I’m encouraged here at the end of 2012 that things might be better than they were when this survey was done. I certainly hope I’m right about that. But these number are still staggering. 30% of patients [adults and children] were given antipsychotic prescriptions in the survey weeks between 2005 and 2009! 63% of the antipsychotic visits in children were for disruptive behavior! 94% of antipsychotic visits were off label in children! 71 % off label in adults! Polypharmacy for the majority on antipsychotics!

Simply decrying these numbers isn’t enough. I’m not even sure writing about them day after day makes a dent in the problem, but frankly I don’t know what else to do. I do know that every time I see an article in the press, or a new book comes out, or another pharmaceutical suit is settled, I think that more kindling is laid for reform. And I’m encouraged when I see an article like this one in the peer reviewed literature. So I take my solace in Dr. Ben Goldacre’s comment at the end of his Ted talk [something of value…], "Sunlight is the best disinfectant"…
    Steve Lucas
    December 13, 2012 | 8:40 AM

    You are making a dent. A friend is a pediatrician and becomes very upset when I talk medicine in the terms outlined by this article. There is the ego that says I, a mere mortal, cannot understand the pressures of a modern medical practice. I being a mere mortal remind them this is about numbers and business, and I am very good at business.

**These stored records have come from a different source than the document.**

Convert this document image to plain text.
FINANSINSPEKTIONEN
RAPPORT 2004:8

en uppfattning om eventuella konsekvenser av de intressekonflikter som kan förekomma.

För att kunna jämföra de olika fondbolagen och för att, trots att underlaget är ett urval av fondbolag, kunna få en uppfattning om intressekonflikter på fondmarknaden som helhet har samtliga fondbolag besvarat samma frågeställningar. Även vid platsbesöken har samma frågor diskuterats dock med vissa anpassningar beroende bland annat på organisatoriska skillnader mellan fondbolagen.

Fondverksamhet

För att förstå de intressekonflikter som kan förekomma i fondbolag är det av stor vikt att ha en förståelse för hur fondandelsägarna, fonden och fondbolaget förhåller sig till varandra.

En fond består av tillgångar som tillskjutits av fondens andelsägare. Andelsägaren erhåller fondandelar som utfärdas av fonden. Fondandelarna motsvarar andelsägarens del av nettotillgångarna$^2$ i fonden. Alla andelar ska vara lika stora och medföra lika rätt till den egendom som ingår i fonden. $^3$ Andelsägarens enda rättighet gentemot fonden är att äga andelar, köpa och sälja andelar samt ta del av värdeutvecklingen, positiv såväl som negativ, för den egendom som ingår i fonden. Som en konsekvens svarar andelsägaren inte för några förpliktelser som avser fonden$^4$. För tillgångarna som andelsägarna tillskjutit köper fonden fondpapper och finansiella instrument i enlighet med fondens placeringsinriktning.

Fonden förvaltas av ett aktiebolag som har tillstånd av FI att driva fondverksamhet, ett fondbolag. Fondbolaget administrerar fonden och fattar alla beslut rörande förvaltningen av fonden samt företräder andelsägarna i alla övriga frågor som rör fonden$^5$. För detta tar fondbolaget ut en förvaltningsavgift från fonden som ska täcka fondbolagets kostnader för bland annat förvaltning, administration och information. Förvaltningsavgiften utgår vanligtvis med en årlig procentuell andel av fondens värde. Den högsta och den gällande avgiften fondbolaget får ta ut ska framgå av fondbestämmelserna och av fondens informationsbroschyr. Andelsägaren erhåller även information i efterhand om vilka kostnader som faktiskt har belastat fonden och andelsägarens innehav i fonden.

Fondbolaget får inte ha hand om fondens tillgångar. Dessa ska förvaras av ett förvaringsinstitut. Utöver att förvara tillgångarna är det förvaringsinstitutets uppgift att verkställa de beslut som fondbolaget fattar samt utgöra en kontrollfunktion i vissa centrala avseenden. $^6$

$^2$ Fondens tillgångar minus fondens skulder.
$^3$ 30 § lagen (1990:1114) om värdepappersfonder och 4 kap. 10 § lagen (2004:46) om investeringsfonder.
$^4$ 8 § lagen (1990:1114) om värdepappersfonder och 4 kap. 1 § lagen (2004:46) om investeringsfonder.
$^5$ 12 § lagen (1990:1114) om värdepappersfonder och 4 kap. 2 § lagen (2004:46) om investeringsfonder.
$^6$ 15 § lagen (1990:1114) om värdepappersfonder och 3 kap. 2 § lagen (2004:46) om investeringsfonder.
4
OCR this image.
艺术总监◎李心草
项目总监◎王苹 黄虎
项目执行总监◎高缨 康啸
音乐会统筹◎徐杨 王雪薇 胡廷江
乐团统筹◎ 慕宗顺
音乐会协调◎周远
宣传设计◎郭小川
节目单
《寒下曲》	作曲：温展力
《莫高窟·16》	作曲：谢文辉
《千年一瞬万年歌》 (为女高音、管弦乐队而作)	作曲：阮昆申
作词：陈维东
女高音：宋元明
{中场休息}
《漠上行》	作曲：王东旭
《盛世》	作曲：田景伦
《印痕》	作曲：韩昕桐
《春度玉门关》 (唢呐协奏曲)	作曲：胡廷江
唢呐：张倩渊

    The good news is this reinforces this doctor’s desire to stay out of prescribing for behavior problems. Sadly, a large number of prescription request come from school teachers who just do not want to deal with a bored energetic child.

    Sometimes you make my head hurt with the math, and I have to go back and review some old concepts, but the effort is worth it. There is stuff here I will never see anyplace else, and I am able to engage in a more robust discussion of the pharma/medical complex because of it.

    Steve Lucas

    Bernard Carroll
    December 13, 2012 | 9:22 AM

    Well, it’s not like this is surprising information… it says that Pharma marketing achieved what it set out to achieve – to expand the niche for antipsychotic drugs in NONPSYCHOTIC patients. Did you see those numbers, by the way, for anxiety disorders!

    The game plan was to expand the niche and to hell with the downside in tardive dyskinesia and metabolic syndrome and diabetes mellitus. They counted on venal KOLs like Charles Nemeroff and his ilk to pull this off, and they succeeded. Here are some warning links going back a few years now: here and here and here. Readers might also check out PubMed IDs 19142117 and 20123926.